> But: the question at this point is why we've never seen such a report
> before 8.4. If this theory is correct, it's been broken for a *long*
> time. I can think of a couple of possible explanations:
> A: the problem can only manifest if this loop has work to do for
> a relcache entry that is not the last one in its bucket chain.
> 8.4 might have added more preloaded relcache entries than were there
> before. Or the 8.4 changes in the hash functions might have shuffled
> the entries' bucket placement around so that the problem can happen
> when it couldn't before.
The latter theory appears to be the correct one: in 8.4, pg_database
is at risk (since it has a trigger) and it shares a hash bucket with
pg_ts_dict. In versions 8.0-8.3 there is, by pure luck, no hash
collision for vulnerable catalogs. I checked with variants of
select relname, hashoid(oid)%512 as bucket from pg_class where (relhasrules or relhastriggers) and relkind in ('r','i') and relnamespace = 11 and hashoid(oid)%512 in (select hashoid(oid)%512 from pg_class where relkind in ('r','i') and relnamespace = 11 group by 1 having count(*)>1);
which is conservative since it looks at all system catalogs/indexes
whether or not they are part of the preloaded set.
7.4 does show a collision, but since we've not heard reports of this
before, I speculate that it might have some other behavior that
protects it. The relevant code was certainly a lot different back then.
Interestingly, the bug can no longer be reproduced in CVS HEAD, because
pg_database no longer has a trigger. We had better fix it anyway of
course, since future hash collisions are unpredictable. I'm wondering
though whether to bother back-patching further than 8.4. Thoughts?

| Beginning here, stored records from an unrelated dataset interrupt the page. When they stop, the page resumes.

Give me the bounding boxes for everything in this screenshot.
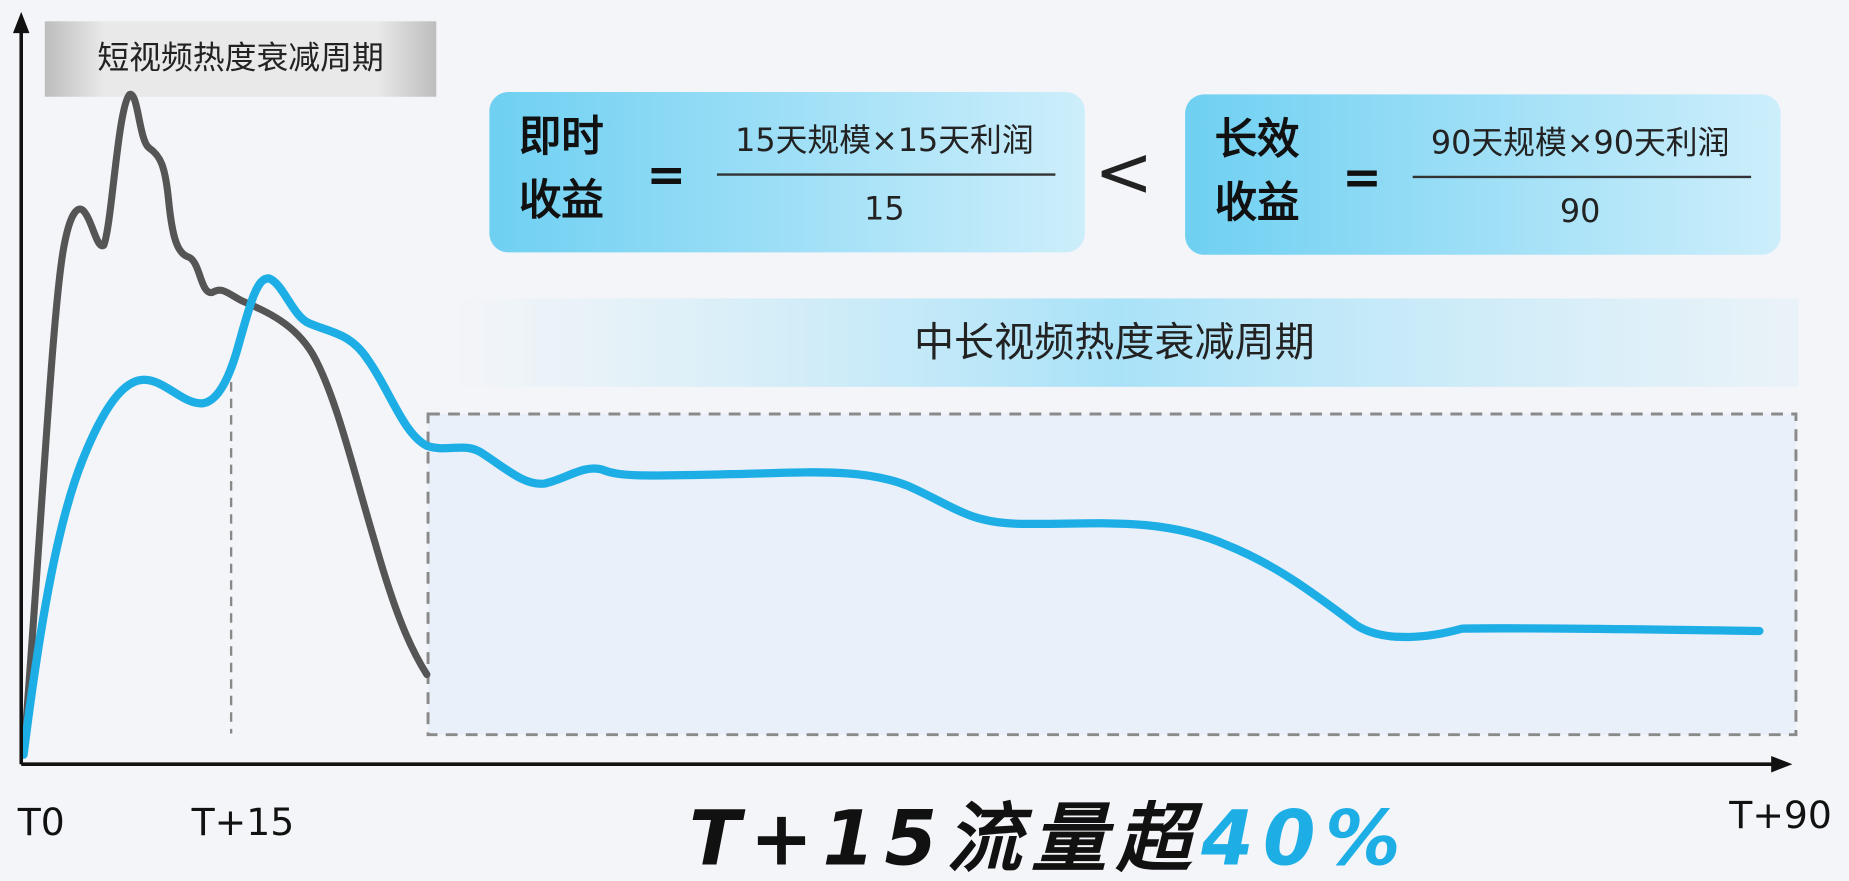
right-formula-box bbox=[1185, 94, 1781, 255]
x-label: T+15 bbox=[191, 800, 295, 844]
left-formula-box bbox=[489, 92, 1085, 253]
equals: = bbox=[1342, 150, 1382, 205]
x-label: T0 bbox=[17, 800, 65, 844]
headline-highlight: 40% bbox=[1200, 794, 1410, 881]
long-cycle-label: 中长视频热度衰减周期 bbox=[914, 320, 1315, 366]
x-axis-arrow bbox=[1771, 755, 1793, 773]
long-tail-region bbox=[426, 412, 1798, 737]
denominator: 15 bbox=[864, 189, 905, 227]
long-cycle-banner bbox=[442, 298, 1799, 387]
formula-label: 即时 bbox=[519, 113, 604, 162]
y-axis-arrow bbox=[12, 11, 30, 34]
formula-label: 收益 bbox=[519, 177, 604, 226]
x-label: T+90 bbox=[1728, 793, 1832, 837]
headline-text: T+15流量超 bbox=[689, 794, 1203, 881]
short-cycle-tag bbox=[44, 21, 437, 97]
less-than: < bbox=[1094, 130, 1153, 213]
short-video-curve bbox=[20, 90, 431, 759]
numerator: 90天规模×90天利润 bbox=[1431, 123, 1730, 161]
long-video-curve bbox=[19, 274, 1764, 759]
denominator: 90 bbox=[1560, 192, 1601, 230]
headline: T+15流量超40% bbox=[689, 794, 1410, 881]
formula-label: 长效 bbox=[1215, 115, 1300, 164]
equals: = bbox=[646, 148, 686, 203]
short-cycle-label: 短视频热度衰减周期 bbox=[97, 38, 383, 76]
numerator: 15天规模×15天利润 bbox=[735, 121, 1034, 159]
formula-label: 收益 bbox=[1215, 179, 1300, 228]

> B: the 8.4 changes in the shared-cache-inval mechanism might have
> made it more likely that a freshly started backend could get hit with a
> relcache flush request. I should think that those changes would have
> made this *less* likely not more so, so maybe there is an additional
> bug lurking in that area.
I thought I'd better check this theory too. I double-checked the SI
code and can't find any evidence of a problem of that sort. The
nextMsgNum of a new backend is correctly initialized to maxMsgNum, and
the correct lock is held, so it should work correctly. I think it's
just that Michael's system has sufficiently high load peaks to sometimes
delay an incoming backend long enough for it to get reset. There might
be kernel scheduling quirks contributing to the behavior too.